An alternative perspective may argue for the use of MRI-targeted biopsy alone, since it is responsible for the detection of a majority of clinically significant cancers, requires 12 fewer biopsy cores, and leads to 5% fewer diagnoses of clinically insignificant cancers.

However, we found that the omission of systematic biopsy would lead to missing 1.9% more grade group 3 cancers and 5.8% more grade group 2 cancers in our study population. More important, among the patients in whom prostate cancer is diagnosed, the use of MRI-targeted biopsy alone leads to high diagnostic uncertainty, since this method used in isolation is associated with a 30.9% rate of any upgrading of the cancer group and an 8.7% rate of upgrading the cancer to a clinically significant grade group on whole-mount histopathological analysis.

Therefore, although combined biopsy resulted in a small net increase in the diagnosis of indolent cancers, its high predictive value for a patient’s true pathological grade group reduces the likelihood of misdiagnosis and should translate into decreased diagnostic uncertainty.

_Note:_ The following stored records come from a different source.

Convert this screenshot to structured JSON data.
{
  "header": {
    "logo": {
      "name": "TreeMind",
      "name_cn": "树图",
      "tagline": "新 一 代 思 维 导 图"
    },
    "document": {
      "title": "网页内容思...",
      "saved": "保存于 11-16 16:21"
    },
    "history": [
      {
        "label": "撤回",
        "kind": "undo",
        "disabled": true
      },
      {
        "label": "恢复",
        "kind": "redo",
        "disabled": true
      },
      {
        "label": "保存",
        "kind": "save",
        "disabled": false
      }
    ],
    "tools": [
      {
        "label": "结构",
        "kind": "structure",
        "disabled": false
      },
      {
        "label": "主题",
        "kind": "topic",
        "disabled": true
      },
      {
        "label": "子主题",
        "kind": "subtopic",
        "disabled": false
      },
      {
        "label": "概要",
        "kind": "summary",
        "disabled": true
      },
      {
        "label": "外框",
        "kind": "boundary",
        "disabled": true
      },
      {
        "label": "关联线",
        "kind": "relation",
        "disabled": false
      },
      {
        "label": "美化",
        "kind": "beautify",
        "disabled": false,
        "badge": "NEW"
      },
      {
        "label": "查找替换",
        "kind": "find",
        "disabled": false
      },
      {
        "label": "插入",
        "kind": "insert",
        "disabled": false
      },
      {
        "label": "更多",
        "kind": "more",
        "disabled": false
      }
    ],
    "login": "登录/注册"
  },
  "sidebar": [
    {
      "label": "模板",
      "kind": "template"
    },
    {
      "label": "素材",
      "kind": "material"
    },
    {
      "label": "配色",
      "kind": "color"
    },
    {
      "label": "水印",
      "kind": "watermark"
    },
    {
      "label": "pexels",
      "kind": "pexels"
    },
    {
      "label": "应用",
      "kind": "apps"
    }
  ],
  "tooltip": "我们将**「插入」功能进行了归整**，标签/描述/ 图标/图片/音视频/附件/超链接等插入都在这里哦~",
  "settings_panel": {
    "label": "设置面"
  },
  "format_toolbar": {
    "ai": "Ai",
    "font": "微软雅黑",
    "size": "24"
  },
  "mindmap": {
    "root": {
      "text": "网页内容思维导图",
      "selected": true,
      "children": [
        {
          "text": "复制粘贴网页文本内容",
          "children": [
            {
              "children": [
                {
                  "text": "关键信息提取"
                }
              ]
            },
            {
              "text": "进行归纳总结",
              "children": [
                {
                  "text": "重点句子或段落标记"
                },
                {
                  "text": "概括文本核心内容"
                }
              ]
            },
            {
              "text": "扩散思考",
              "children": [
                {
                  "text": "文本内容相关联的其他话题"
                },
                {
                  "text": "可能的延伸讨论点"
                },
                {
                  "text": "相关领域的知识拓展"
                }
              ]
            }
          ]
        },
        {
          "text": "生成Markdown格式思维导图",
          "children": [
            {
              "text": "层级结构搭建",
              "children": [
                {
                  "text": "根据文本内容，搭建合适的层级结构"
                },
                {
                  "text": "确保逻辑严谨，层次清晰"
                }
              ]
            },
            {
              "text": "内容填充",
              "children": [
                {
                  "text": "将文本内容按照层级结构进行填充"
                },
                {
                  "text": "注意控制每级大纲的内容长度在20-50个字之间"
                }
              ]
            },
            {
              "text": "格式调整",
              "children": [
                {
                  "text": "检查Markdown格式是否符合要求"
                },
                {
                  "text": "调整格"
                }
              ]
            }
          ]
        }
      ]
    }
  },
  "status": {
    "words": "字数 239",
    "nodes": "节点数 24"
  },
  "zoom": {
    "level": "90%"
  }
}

With decreased diagnostic uncertainty, both overtreatment and undertreatment should be reduced.

Several earlier studies have shown that MRI-targeted biopsy outperforms systematic biopsy in the diagnosis of clinically significant cancer.17,20,38 However, few of the previous trials have shown whether systematic biopsy can be entirely omitted17,39 and lacked a reference test against which to assess the various biopsy methods.

Rouvière et al.18 assessed combined biopsy as a possible improvement in diagnostic method; however, the investigators did not routinely use MRI-targeted biopsy software or 3.0-tesla MRI scanners, which led to some uncertainty regarding their conclusions. Controversy remains regarding whether the use of targeting software results in better cancer detection than cognitive fusion.18,40,41

In addition, Rouvière et al. also lacked a reference test, such as whole-mount histopathological analysis. Our data, which represent a substantially larger population, show improved cancer detection with combined biopsy and correlation with whole-mount histopathological analysis. Potentially, these data may usher in a new era of increased confidence in the selection of prostate cancer treatment on the basis of biopsy results. Future research may define prebiopsy measures under which selected patients may undergo MRI-targeted biopsy only.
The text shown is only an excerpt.